Finding Banksy on a Melbourne street art tour

I’M STANDING in front of the 7-Eleven at Federation Square looking for Michael Fikaris, my Melbourne street art tour guide.IMG_0142

I have his number but, rather than take the easy option and simply call, the challenge is to try to pick him out of a busy lunchtime crowd.

What does a street artist look like? How old will he be? And will he be holding an aerosol can?

After much deliberation, I go for the guy who looks like Rick Nielsen, the guitarist from ’70s pop/rock band Cheap Trick. And I’m right first time.

Fikaris is not young. When I say that, I mean he is not a teenager rejoicing in a misspent youth. He is in his mid-30s. A grown-up who has a dark, pencil-thin moustache, dons a black baseball cap and wears pants that don’t quite make it all the way down to his shoes. It is a fashion statement. Put it together and it says, “I am different”.

He is a Melbourne-based artist who has worked mainly as a painter and illustrator. His passion, and you can tell this by listening to him, is street art.

Before you jump to conclusions, street art is not graffiti.

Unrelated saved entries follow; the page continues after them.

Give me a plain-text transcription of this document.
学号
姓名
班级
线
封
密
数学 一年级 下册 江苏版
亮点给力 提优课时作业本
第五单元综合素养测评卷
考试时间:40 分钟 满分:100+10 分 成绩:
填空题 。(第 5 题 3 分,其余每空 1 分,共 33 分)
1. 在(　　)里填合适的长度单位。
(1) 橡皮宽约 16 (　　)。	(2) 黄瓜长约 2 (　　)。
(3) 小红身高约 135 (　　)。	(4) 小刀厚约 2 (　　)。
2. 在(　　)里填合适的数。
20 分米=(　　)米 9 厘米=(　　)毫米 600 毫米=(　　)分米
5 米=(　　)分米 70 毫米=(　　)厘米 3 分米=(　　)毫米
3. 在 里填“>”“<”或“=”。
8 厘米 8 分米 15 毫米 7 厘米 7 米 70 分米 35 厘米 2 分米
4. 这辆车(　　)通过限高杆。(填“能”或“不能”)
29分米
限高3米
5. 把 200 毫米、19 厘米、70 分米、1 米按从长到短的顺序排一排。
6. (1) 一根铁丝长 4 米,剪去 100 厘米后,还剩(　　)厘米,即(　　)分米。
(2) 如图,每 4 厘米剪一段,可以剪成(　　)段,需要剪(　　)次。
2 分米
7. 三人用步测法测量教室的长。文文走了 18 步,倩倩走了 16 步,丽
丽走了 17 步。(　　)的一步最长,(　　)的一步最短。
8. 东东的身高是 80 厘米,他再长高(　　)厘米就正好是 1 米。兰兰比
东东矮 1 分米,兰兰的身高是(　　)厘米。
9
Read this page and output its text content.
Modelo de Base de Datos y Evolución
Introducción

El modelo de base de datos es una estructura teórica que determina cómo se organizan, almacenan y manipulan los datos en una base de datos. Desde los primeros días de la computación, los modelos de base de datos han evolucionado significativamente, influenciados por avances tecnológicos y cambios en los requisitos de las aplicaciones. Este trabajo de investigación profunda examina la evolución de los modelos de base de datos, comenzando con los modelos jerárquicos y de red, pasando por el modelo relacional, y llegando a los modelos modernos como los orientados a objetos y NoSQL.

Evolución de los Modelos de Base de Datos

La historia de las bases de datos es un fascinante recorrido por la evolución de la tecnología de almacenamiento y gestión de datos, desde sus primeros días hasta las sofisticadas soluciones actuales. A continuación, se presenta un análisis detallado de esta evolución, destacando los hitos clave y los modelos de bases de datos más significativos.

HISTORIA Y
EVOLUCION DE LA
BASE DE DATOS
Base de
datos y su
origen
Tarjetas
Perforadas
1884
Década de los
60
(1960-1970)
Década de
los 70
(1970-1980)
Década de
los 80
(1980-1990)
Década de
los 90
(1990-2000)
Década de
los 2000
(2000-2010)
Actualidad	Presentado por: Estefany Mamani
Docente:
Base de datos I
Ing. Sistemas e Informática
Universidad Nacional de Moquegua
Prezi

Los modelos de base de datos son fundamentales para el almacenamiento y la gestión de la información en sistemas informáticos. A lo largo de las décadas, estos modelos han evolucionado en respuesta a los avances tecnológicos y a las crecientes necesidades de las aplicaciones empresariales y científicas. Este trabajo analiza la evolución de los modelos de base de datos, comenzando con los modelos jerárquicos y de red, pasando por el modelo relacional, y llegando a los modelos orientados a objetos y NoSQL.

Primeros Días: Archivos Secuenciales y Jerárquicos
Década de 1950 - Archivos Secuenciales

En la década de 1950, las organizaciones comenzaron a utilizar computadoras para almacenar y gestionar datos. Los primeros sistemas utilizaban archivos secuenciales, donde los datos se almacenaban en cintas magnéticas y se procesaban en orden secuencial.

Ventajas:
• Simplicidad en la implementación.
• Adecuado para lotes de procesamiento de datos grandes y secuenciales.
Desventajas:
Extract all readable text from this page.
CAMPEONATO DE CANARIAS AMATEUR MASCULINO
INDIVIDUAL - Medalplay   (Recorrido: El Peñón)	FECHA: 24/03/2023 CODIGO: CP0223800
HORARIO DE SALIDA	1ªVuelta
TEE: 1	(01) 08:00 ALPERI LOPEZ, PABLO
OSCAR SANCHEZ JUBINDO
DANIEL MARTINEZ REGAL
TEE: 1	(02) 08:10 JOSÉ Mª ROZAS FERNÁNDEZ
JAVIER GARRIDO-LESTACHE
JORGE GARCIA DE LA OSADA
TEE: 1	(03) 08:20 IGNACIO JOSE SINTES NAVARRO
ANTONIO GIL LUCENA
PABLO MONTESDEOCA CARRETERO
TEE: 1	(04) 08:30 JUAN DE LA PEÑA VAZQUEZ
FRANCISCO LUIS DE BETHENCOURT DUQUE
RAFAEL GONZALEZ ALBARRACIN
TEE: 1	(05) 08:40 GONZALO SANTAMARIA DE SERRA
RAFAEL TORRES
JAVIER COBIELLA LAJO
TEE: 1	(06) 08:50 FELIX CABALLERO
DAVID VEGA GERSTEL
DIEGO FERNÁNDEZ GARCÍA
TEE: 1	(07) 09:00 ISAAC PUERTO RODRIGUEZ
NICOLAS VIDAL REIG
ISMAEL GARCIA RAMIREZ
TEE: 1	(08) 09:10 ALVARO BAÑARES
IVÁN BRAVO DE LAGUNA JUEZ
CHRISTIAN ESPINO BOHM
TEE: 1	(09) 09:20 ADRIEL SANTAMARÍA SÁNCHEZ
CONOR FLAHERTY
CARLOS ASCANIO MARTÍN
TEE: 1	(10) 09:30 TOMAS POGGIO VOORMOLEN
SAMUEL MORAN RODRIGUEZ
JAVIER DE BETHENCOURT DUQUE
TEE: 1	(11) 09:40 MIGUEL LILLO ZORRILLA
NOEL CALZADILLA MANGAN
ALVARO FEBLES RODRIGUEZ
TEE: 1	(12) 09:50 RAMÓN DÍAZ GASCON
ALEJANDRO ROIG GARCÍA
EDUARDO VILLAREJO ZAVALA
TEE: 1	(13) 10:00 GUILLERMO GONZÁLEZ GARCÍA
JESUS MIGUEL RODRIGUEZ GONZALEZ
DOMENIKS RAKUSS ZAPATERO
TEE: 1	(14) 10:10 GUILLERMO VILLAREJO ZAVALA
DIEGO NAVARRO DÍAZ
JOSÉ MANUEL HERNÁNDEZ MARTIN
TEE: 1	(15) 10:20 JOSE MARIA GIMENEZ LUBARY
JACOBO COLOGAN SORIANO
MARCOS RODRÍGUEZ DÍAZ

It’s so much more, Fikaris explains as we start our 2 1/2-hour tour, about a 5km stroll, up and down the city’s lanes.

Our first stop is Hosier Lane, not only famous for its street art but it also happens to be the home of the original MoVida tapas restaurant that opened in 2003.IMG_0135

The laneway walls are smothered with paint, mostly from aerosol cans, although some street artists do use more traditional brushes.

Bloody vandals

To the uninitiated, it could be seen as a mess. And I’m sure that’s what a lot of people think every day as they traipse past. I’m sure I heard an elderly man mutter “bloody vandals” to his wife when he passed some young artists, spray cans in hand, at work.

Listen to Fikaris, though, and it is as if we are standing in the Louvre. He points out the styles of the various artists whose work graces these walls, albeit for a short time.

As we walk and talk I learn about Banksy, one of street art’s most famous names, although his real identity remains a mystery. What is known is that he was born and raised in Bristol. His work can be found around the world and is celebrated for its dark humour.

Next we find some stencil art by Blek Le Rat, a Parisian who is known widely as the father of stencil art. He is one of Fikaris’s heroes.

We pass the work of guerrilla knitters. They arrive in the middle of the night and cover metal street signposts with, well, knitting.

For me it is an education. I had never before stopped to look at this style of art seriously. I’ve been to galleries, supped wine at exhibition openings, but never really considered street art for what it is a modern form of artistic expression. The sad thing is that nothing lasts forever in the street-art world.

There is always someone eager to tag (paint over) someone else’s masterpiece.

Our Melbourne street art tour ends with beer, wine and snacks at Blender Studios. Here you can meet artists such as Adrian Doyle and discuss the future of street art.

Which apparently is looking good thanks to businesses and various arms of government commissioning more work.